New Ransomware: Luna & Black Basta Targets Windows, Linux and ESXi Systems


Ransomware gangs are not only targeting Windows but Linux devices and ESXi as well. According to a report by Kaspersky, ransomware groups are increasingly modifying their code to cross-platform programming languages such as Rust or Golang. They are focusing on six programming languages so that their malware can attack devices running different operating systems other than Windows.  

Ransomware has always been a disastrous threat to business. More breachers are appearing in the market and disturbing the systems.
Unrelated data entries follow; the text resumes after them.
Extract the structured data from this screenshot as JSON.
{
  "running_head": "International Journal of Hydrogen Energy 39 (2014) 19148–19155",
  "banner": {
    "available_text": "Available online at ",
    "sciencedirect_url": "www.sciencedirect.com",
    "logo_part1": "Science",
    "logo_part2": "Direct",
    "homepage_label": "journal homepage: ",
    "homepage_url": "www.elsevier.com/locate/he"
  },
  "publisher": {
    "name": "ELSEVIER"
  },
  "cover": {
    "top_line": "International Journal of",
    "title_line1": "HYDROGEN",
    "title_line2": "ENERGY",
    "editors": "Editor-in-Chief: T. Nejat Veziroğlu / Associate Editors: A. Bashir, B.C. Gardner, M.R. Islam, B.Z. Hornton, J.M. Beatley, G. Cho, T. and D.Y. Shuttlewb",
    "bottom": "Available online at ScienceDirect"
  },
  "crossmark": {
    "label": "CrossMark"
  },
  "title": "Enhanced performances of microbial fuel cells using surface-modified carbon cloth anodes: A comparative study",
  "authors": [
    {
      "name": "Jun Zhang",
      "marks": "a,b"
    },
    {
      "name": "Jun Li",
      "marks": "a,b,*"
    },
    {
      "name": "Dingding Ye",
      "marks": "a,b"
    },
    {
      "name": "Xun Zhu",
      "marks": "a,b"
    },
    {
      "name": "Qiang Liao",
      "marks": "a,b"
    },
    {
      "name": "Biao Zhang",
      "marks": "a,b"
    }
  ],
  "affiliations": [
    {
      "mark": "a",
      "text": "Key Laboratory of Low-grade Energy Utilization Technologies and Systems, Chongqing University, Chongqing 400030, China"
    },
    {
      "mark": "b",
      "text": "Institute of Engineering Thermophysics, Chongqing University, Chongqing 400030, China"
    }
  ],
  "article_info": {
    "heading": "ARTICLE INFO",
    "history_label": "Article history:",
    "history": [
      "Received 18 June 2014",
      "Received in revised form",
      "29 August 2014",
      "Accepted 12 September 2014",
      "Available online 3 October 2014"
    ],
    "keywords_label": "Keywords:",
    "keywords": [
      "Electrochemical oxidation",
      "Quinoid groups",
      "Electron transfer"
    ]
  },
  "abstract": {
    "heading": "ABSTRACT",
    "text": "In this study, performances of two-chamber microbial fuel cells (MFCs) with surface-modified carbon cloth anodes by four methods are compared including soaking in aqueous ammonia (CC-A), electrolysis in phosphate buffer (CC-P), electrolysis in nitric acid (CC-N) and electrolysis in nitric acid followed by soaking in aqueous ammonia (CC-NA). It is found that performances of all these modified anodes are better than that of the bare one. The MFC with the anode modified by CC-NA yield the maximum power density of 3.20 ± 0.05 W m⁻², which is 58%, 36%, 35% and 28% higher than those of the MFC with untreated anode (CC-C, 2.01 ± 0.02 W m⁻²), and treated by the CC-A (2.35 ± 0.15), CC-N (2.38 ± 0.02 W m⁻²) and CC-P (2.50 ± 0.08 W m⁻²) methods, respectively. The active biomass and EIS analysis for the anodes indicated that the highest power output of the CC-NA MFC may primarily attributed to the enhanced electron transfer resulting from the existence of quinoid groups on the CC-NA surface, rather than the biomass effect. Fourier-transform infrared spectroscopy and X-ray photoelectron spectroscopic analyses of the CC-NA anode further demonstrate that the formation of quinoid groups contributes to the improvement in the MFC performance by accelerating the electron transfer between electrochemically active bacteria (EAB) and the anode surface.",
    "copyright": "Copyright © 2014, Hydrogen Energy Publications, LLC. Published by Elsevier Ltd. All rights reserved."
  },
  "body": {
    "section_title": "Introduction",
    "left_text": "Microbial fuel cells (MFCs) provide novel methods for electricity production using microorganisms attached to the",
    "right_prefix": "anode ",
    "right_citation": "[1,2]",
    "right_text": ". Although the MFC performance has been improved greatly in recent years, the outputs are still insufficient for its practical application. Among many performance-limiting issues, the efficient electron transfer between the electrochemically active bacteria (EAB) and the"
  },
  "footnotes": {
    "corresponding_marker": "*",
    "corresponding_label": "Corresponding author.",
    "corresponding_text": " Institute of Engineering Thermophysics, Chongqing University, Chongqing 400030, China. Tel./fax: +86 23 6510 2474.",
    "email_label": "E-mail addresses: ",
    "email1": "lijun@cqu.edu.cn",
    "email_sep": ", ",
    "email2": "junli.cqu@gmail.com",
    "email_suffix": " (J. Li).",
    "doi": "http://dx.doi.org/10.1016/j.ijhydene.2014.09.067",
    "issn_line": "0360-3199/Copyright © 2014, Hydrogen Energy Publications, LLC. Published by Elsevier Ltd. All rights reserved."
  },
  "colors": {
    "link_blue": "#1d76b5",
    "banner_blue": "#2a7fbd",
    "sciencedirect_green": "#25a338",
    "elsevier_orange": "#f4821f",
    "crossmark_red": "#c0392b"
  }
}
You need to be updated about all the facets of risks and must build a strategy to stay out of them. Focus on the protection strategy to be safe from these disturbing threats.  

Always remember that all devices connected to the internet should be equipped with a security solution. Servers running Linux are more susceptible to these threats as attacks on them have become more frequent these days.  

Luna and Black Basta Ransomware  

The report from Kaspersky researchers talks about the latest ransomware trends. The report says that writing malware in a cross-platform language makes it simpler to get access to other systems such as Linux, iOS and Android.  Analysis of these cross-platform binaries is a bit more difficult than malware written in basic C. The experts examined two more malware gangs that emerged on the dark web with identical functionality: Black Basta and Luna Malware gangs. 

Luna Malware was found by researchers in June. It’s able to encrypt both Windows, Linux machines, and ESXi virtual machines. In an advertisement on the Kaspersky dark web, the cybercriminals claim to work together only with Russian-speaking collaborators. This indicates that the targets of attackers are out of the former Soviet Union. Luna is presently working only with Russian-speaking associates, and the researchers speculate that the ransomware creators are also from Russia. 

Luna’s creators use languages like Rust and Golang to build malware for targeting numerous operating systems. Researchers also gave details about another ransomware system called Black Basta, which revised its malware to target ESXi operating systems.   

Black Basta was first observed in the month of February. It has two versions: Windows and Linux, mainly targeting ESXi virtual device images. The biggest trait of the Windows version is that it turns out the system in safe mode before encrypting. This enables the malware to evade detection by protection solutions, many of which don’t function in the safe mode. 

Always set up offline backups and Use ransomware protection for all endpoints. Give your team the latest threat information and regularly educate them with proficient training to develop a protection strategy that intruders cannot tamper with. Equip your systems with ransomware protection for all endpoints.